Stardate
20020520.1415 (On Screen): One of my readers joked once that I spent a lot of time channeling James Burke. Actually, if I've intentionally been channeling anyone it's been both Isaac Asimov and Stephen Jay Gould.
Asimov was the one-and-only, the most knowledgeable man alive, and the most prolific author of the modern era. He may well have been the last man in history who knew everything, the last Renaissance man. He was, of course, a superb writer but his writing always had a bit of an edge.
Stephen Jay Gould's writing was different. Reading Asimov felt like sitting in a classroom listening to a superb professor. Reading Gould was like having coffee with an old friend. Gould's knowledge was perhaps not as encyclopedic as Asimov's, but his writing was more friendly, more accessible.

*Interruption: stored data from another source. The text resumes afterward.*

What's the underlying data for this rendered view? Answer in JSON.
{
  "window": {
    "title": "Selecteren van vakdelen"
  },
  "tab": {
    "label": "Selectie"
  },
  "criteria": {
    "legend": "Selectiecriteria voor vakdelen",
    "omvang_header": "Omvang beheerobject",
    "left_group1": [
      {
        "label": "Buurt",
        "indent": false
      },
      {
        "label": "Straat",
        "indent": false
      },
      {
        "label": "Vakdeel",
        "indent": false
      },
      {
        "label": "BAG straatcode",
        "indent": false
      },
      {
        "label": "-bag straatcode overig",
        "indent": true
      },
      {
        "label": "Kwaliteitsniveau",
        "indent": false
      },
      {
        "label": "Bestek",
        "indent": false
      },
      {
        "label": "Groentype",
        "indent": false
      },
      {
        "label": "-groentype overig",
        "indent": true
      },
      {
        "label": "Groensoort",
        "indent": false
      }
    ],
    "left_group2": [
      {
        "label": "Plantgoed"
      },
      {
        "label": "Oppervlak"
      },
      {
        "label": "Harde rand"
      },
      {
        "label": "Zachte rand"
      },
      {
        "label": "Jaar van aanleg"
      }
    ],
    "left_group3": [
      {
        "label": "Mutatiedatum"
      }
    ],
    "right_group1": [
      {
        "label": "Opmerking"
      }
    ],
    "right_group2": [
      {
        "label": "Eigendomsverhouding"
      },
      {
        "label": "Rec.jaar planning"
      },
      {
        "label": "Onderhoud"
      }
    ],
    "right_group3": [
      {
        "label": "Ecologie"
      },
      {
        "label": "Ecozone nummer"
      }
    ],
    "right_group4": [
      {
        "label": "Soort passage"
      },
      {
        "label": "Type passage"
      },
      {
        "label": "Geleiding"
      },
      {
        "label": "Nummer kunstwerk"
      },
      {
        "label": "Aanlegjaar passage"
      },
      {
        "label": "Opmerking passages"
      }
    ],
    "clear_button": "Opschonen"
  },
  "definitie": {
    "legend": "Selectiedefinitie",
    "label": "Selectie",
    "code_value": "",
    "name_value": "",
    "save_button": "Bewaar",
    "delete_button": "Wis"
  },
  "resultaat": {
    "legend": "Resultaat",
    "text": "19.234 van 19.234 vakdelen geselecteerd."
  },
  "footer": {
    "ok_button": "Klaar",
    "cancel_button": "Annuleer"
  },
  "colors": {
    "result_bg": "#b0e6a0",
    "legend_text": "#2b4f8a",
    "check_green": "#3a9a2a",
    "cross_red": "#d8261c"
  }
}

In 1982, Gould was diagnosed with mesothelioma, a form of cancer usually caused by exposure to asbestos. It also is among the most lethal forms of cancer there is, with a median survival time from diagnosis of just eight months at that time.
But Gould was young (40) and healthy and had access to an experimental treatment program for the disease, and survived it. We were granted the gift of another 20 years of his writing.
That 20 years has now ended. Stephen Jay Gould has died of cancer, at age 60.
Gould never met me, never knew I existed. But I feel as if an old friend has gone. I will miss him greatly.